Mr Burnham told the BBC's Today programme: "The advice has not changed."

He said people should reconsider unnecessary travel and being in very crowded places.

"This advice applies particularly to those groups at greater risk of contracting the virus. Obviously, people in pregnancy are in that group."

But he said the advice was "not hard and fast" and said people should use their own judgement and get on with their lives and enjoy the summer.

Seeking advice

HAVE YOUR SAY
I'm not worried - I have it. So does my girlfriend. And, frankly, it's no big deal
Dan Dover

The aim of the new flu service, which will include a hotline and internet advice, is to help relieve the pressure on frontline NHS staff.

Other parts of the UK may join the service at a later stage if they feel the need.

GPs, although warning it needed to be well funded, welcomed the FluLine phone and internet advice.

But the Lib Dems say documents obtained under the Freedom of Information Act reveal that the Treasury was expected to approve the scheme in June last year, but did not do so until December.

A number of email exchanges between the Treasury and the Department of Health showed discussions of costs and timings, the party said.

Not only is this putting an additional burden on GPs, but the government is having to use tax-payers' money to cover the cost of setting up an interim service
Norman Lamb
Lib Dem health spokesman

Lib Dem health spokesman Norman Lamb said "Whitehall in-fighting" meant GPs were having to cope with "a large number of calls that should have been directed to a national FluLine".

"It is incredibly frustrating that the national flu strategy is inevitably being undermined because this central plank is not in place," he said.

"Not only is this putting an additional burden on GPs, but the government is having to use taxpayers' money to cover the cost of setting up an interim service which should not have been necessary in the first place."

Responding to the criticism, a Department of Health spokesman said the scale of the flu service project meant it needed to be "rigorously tested".
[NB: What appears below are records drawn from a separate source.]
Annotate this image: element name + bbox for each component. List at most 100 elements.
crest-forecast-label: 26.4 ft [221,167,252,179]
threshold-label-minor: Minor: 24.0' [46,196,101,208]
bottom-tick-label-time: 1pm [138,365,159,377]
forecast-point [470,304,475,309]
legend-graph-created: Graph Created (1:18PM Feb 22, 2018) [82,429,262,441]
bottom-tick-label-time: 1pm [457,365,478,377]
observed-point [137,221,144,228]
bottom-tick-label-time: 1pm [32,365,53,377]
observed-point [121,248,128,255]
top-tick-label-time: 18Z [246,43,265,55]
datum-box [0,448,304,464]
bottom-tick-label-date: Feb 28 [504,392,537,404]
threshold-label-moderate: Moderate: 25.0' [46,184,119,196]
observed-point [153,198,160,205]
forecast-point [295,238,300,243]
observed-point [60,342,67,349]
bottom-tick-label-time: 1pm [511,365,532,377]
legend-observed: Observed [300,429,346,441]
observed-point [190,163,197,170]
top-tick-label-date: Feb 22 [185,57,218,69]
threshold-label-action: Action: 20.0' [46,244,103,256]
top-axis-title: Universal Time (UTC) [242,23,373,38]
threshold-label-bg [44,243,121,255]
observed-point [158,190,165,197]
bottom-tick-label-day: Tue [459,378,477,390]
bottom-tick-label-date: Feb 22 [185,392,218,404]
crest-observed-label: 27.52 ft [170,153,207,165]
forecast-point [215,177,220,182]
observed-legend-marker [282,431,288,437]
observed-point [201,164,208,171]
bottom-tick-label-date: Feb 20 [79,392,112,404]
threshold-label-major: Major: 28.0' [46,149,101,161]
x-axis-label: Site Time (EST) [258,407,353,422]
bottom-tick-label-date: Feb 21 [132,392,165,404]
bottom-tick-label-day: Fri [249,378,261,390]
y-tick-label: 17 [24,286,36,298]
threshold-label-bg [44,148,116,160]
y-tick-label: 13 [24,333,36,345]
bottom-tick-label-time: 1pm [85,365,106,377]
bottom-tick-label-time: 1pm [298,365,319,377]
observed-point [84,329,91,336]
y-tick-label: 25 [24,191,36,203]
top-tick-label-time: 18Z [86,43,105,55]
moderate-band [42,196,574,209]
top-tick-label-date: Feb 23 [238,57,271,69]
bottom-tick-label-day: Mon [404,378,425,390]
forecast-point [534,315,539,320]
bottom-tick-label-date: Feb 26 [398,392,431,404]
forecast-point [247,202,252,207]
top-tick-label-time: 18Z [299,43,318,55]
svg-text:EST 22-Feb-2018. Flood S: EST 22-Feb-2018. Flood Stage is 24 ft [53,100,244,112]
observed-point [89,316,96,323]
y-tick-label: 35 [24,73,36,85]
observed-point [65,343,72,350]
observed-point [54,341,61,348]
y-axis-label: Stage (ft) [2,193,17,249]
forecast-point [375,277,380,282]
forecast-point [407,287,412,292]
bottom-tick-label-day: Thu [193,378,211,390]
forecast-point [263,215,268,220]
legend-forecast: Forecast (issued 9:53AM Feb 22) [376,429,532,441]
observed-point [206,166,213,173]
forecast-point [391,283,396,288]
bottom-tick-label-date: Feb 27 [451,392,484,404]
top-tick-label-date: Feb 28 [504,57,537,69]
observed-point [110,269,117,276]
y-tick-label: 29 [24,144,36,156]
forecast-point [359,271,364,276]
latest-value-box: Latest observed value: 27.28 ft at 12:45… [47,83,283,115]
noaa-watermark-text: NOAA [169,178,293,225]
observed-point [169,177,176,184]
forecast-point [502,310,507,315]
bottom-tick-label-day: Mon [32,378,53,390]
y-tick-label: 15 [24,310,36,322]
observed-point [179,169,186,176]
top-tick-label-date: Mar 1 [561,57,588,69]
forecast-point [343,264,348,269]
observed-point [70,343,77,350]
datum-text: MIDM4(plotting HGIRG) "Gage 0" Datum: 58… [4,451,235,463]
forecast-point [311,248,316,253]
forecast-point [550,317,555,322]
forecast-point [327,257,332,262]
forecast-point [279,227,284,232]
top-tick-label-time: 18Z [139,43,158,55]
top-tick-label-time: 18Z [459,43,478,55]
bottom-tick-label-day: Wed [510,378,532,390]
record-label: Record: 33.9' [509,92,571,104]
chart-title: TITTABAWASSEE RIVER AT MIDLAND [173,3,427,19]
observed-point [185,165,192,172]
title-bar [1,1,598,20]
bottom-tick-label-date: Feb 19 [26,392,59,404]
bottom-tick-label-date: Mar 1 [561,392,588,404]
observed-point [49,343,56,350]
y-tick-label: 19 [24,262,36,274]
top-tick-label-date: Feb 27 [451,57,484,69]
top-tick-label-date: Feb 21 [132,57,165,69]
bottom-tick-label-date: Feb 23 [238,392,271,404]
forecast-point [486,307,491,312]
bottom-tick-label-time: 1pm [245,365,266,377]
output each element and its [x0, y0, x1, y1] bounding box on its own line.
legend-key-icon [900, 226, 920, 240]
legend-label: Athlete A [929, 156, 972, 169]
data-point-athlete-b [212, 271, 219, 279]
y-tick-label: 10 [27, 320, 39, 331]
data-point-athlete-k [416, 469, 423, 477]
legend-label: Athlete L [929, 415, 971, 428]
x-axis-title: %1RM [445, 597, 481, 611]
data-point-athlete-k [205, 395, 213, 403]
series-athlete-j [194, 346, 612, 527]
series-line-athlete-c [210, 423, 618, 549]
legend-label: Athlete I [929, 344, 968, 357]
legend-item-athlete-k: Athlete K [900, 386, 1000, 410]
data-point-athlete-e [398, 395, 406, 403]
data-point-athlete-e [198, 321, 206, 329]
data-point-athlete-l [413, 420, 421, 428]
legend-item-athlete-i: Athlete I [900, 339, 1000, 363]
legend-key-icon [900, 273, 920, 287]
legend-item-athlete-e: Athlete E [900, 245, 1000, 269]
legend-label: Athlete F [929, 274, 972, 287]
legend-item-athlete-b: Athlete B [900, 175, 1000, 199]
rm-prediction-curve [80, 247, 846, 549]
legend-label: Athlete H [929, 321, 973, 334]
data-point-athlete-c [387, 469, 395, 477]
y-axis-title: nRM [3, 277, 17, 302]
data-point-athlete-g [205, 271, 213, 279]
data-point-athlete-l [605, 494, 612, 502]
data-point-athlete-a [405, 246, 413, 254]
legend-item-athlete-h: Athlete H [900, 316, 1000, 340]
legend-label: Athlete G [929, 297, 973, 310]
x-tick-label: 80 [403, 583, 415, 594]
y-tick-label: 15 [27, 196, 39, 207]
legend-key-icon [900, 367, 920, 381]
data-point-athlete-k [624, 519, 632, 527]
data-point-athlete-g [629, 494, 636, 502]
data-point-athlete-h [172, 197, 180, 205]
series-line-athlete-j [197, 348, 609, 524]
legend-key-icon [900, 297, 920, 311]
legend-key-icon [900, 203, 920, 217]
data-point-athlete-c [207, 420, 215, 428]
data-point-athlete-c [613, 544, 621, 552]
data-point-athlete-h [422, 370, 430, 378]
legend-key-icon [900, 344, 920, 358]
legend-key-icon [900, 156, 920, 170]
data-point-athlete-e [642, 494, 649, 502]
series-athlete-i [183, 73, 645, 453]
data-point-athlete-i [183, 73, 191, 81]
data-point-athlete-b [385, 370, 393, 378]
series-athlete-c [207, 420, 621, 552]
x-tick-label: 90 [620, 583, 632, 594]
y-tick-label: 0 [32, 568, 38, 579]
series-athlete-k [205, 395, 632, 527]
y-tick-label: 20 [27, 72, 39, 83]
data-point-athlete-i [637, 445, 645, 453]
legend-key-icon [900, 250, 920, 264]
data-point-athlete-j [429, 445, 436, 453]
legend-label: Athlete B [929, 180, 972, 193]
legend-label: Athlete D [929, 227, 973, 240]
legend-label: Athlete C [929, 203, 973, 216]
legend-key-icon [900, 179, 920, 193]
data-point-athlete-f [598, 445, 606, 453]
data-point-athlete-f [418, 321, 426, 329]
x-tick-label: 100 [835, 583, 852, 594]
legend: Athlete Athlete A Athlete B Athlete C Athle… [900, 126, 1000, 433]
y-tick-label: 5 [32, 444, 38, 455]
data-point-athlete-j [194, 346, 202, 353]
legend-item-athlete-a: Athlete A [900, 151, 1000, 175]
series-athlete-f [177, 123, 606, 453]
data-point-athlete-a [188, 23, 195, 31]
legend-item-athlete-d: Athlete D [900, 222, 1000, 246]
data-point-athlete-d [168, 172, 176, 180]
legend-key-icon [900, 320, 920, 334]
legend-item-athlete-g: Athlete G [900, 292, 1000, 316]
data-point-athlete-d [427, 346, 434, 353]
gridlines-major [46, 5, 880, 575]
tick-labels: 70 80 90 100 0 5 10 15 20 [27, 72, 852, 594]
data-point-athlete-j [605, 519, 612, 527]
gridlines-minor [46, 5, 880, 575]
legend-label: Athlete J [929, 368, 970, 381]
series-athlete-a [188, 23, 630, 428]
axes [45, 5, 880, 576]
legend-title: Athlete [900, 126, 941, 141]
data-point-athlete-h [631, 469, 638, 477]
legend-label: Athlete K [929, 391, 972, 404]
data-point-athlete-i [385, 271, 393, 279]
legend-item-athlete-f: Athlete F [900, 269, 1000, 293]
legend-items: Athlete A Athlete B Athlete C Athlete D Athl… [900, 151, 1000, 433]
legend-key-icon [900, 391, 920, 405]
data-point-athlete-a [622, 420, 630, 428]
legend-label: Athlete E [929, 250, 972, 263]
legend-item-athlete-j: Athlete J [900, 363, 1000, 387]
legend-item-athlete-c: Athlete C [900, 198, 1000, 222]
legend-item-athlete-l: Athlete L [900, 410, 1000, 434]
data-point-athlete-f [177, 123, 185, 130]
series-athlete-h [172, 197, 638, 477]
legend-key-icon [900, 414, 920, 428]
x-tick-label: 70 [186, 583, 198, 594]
"Launching without this could risk wasting taxpayers' money," he said.

Pregnant woman
The government has tried to clear up confusion over mothers-to-be advice

"Subject to final checks, the first release of the system will be in place at the end of this week and will further ensure the NHS is well placed to respond."

The health secretary earlier confirmed: "The flu service will be able to quickly diagnose people with swine flu and give them the opportunity to get anti-virals from local centres, meaning in turn that GPs' time will be freed up enabling them to deal with other illnesses," he said.

Mr Burnham stressed that swine flu had proved to be a mild virus in the vast majority of people.

"We are asking the NHS to pick up the extra pressure, but nothing has changed, and, as the World Health Organization has acknowledged, this country has some of the best plans to deal with it in the world.

"We couldn't be in a stronger position."

Twenty-nine people have now died in the UK after contracting swine flu - 26 in England and three in Scotland.

The government has warned that the number of deaths from the virus this winter in the UK could reach between 19,000 and 65,000.

However, during the 1999 to 2000 winter, seasonal flu deaths reached 21,000 and even during average winters there are normally anywhere between 6,000 to 8,000 deaths.